A little mouse playing a banjo is watching you. No one else is. Even the central artist figure doesn't meet your gaze. Instead she spreads her legs wide, taking up space to assert her dominance. Her chunky, black boot emerges from swathes of her blood-red skirt as she blows idly into her pipe.
Her power is evident as she looms over her comically small male apprentices. However while the strength of a woman artist is celebrated in this painting, her stance is one of traditional masculine power. The composition, scale and stance of the sitter resemble traditional male portraits of power throughout art history, with Paula Rego using this recognisable format to challenge how society continues to be haunted by the idea that a woman can only be perceived as powerful by mimicking these figures.
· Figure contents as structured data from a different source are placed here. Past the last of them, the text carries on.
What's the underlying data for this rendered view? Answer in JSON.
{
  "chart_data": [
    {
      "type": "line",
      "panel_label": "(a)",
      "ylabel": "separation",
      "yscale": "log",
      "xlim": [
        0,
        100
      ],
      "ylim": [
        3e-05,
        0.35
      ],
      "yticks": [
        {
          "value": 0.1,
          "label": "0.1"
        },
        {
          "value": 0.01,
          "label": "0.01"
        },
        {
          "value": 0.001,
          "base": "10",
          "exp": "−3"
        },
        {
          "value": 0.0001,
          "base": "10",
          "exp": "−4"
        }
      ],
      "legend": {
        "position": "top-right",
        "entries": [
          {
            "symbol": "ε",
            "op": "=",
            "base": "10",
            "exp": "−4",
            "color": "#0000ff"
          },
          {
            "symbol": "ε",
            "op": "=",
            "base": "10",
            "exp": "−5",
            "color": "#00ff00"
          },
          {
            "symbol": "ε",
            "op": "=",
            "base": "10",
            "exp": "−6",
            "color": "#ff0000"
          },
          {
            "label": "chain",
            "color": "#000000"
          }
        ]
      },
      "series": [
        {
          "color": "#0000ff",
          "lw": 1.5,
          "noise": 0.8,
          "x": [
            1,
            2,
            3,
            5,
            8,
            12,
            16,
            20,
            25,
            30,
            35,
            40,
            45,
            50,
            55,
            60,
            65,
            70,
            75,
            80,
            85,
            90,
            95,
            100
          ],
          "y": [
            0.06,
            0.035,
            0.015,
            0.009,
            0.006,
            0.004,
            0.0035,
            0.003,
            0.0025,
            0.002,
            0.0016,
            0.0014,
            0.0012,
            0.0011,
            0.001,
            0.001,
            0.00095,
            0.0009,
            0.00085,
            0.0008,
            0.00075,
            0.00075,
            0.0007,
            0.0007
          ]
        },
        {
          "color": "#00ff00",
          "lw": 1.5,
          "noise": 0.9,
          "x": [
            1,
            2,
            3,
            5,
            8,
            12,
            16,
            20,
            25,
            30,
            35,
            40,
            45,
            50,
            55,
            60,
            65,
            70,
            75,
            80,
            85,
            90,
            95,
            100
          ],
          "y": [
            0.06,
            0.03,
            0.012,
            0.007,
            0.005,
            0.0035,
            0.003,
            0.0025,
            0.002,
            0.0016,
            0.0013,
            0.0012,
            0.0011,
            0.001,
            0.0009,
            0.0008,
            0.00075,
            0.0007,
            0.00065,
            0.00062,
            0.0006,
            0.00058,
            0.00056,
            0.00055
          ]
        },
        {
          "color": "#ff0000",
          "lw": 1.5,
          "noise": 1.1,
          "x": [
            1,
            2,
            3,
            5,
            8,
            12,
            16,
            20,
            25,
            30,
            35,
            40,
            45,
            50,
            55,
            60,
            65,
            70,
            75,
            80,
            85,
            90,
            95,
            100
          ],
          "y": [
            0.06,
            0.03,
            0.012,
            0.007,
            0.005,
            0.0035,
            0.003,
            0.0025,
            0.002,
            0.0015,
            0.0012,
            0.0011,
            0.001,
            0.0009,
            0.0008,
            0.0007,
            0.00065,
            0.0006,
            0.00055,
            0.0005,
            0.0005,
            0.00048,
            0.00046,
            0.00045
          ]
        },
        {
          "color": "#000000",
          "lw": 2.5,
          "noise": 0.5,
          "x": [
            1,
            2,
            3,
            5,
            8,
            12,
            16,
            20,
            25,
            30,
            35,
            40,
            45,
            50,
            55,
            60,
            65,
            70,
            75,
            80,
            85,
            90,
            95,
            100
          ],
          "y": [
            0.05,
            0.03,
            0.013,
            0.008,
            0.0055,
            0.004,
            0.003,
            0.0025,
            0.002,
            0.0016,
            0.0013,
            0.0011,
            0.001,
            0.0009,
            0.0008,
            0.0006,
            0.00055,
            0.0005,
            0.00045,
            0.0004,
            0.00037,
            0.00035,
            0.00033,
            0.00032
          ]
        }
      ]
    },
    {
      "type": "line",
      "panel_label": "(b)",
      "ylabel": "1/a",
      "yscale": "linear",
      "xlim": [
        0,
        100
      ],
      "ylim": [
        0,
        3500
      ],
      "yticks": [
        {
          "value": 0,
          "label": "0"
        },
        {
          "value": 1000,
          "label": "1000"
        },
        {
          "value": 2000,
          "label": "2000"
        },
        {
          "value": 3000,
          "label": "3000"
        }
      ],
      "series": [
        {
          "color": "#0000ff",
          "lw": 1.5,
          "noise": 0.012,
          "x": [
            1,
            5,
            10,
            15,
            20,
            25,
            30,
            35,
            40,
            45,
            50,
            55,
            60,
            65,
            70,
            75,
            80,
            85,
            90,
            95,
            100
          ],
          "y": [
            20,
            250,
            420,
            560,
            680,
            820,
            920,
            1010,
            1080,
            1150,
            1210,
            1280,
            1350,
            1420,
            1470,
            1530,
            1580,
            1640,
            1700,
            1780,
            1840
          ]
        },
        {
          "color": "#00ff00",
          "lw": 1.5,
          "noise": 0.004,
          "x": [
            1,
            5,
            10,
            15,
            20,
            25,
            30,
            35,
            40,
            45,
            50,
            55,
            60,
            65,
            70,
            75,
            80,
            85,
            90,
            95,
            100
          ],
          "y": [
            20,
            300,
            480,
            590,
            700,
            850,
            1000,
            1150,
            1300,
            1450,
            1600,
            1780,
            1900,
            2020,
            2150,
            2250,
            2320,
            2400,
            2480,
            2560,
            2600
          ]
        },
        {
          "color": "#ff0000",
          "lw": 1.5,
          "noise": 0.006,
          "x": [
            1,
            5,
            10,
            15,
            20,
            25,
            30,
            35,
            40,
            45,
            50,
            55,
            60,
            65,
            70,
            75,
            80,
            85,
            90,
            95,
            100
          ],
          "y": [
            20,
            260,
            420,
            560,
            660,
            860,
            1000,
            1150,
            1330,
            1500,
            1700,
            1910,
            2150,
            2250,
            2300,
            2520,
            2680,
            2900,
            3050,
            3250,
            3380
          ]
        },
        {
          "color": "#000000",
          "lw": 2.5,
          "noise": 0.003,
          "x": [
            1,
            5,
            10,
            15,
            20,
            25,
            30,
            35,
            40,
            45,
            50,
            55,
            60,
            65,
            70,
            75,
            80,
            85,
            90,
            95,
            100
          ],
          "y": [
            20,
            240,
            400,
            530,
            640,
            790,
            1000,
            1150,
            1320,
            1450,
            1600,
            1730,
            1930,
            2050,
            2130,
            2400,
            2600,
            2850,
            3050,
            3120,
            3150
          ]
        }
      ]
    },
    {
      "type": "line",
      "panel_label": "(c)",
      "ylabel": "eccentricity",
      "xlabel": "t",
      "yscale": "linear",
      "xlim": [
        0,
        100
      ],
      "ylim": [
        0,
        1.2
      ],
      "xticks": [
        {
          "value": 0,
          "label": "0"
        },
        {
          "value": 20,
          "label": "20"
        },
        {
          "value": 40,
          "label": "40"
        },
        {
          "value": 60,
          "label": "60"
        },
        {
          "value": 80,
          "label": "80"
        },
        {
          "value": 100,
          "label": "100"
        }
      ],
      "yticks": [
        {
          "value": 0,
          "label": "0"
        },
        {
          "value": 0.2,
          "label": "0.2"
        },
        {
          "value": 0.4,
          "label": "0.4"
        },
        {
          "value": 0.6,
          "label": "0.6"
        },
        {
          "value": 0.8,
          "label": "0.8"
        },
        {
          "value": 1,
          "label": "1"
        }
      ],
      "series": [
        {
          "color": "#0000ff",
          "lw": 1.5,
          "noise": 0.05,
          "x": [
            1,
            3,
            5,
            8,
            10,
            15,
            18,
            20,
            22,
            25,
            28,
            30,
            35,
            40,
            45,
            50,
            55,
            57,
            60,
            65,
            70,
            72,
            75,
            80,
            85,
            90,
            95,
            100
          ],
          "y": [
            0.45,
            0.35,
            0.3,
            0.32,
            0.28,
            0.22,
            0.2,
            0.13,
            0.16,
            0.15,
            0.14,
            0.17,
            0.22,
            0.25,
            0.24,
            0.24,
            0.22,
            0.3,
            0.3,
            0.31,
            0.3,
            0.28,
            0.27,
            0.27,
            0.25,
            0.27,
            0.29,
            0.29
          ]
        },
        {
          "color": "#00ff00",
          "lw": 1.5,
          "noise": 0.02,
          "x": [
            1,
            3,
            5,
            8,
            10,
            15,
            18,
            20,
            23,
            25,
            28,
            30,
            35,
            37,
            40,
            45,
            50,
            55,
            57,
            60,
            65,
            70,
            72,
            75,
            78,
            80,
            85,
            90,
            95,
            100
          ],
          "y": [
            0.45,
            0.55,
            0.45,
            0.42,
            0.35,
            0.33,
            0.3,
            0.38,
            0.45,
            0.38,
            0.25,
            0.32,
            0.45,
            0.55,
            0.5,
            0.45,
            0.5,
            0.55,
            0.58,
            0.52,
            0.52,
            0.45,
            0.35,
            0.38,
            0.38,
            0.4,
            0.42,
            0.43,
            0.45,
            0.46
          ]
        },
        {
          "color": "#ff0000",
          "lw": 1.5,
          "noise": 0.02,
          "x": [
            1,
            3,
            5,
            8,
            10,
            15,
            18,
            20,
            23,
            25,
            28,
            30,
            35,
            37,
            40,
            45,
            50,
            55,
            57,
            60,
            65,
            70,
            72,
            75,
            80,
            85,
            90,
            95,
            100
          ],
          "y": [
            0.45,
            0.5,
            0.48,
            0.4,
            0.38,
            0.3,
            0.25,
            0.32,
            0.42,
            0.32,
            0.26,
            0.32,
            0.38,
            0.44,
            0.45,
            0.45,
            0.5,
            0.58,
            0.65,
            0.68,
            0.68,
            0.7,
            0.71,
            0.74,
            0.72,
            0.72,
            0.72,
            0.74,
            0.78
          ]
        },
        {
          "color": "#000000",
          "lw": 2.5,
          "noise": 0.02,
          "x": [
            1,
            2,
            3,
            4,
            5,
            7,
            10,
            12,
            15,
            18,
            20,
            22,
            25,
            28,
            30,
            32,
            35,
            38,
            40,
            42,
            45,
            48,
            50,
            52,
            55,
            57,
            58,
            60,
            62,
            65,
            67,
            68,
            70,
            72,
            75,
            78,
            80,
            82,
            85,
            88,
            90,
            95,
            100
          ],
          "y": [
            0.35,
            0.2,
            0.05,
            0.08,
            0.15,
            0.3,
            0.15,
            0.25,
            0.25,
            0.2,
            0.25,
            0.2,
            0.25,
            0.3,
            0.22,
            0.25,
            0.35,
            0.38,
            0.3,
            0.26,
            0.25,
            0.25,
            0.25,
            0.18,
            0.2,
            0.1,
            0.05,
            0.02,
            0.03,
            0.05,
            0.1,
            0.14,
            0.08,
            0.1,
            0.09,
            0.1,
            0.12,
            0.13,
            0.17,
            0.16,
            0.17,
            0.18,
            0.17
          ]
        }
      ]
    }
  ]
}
Yet, despite these patriarchal connotations of her 'manspreading' position, the artist is still presented as powerful. The painting sings with progression and strength despite further boundaries to overcome; here she is, a respected artist with her own studio and someone who men look up to and learn from.
The little mouse playing the banjo is peeking through the cabbages on the table. The artist rolls her eyes at this set up still life. This simple and tedious task of painting cabbages could reference the times in art history when women were permitted only to paint still lifes, never the human figure. The artist is tired by the constraints that are placed on her – her ability to do more than paint cabbages is obvious from the array of figurative stone sculptures and a stylised painting of a dove behind her.
Why then, in this scene of a powerful woman artist, did Rego depict this little mouse playing the banjo and why is it watching you? There it is, standing upright in its blue suit as a symbol of absurdity in an otherwise real-world image. The peculiarity of the mouse reminds you this scene is a constructed fantasy, not real life: just as it is absurd in real life for women to be perceived as powerful artists in our society. Yet even if they are, Rego highlights the constraints and prejudices that come with this perceived power. Perhaps it is less absurd for a mouse to play the banjo than it is for a woman to be viewed as a powerful artist.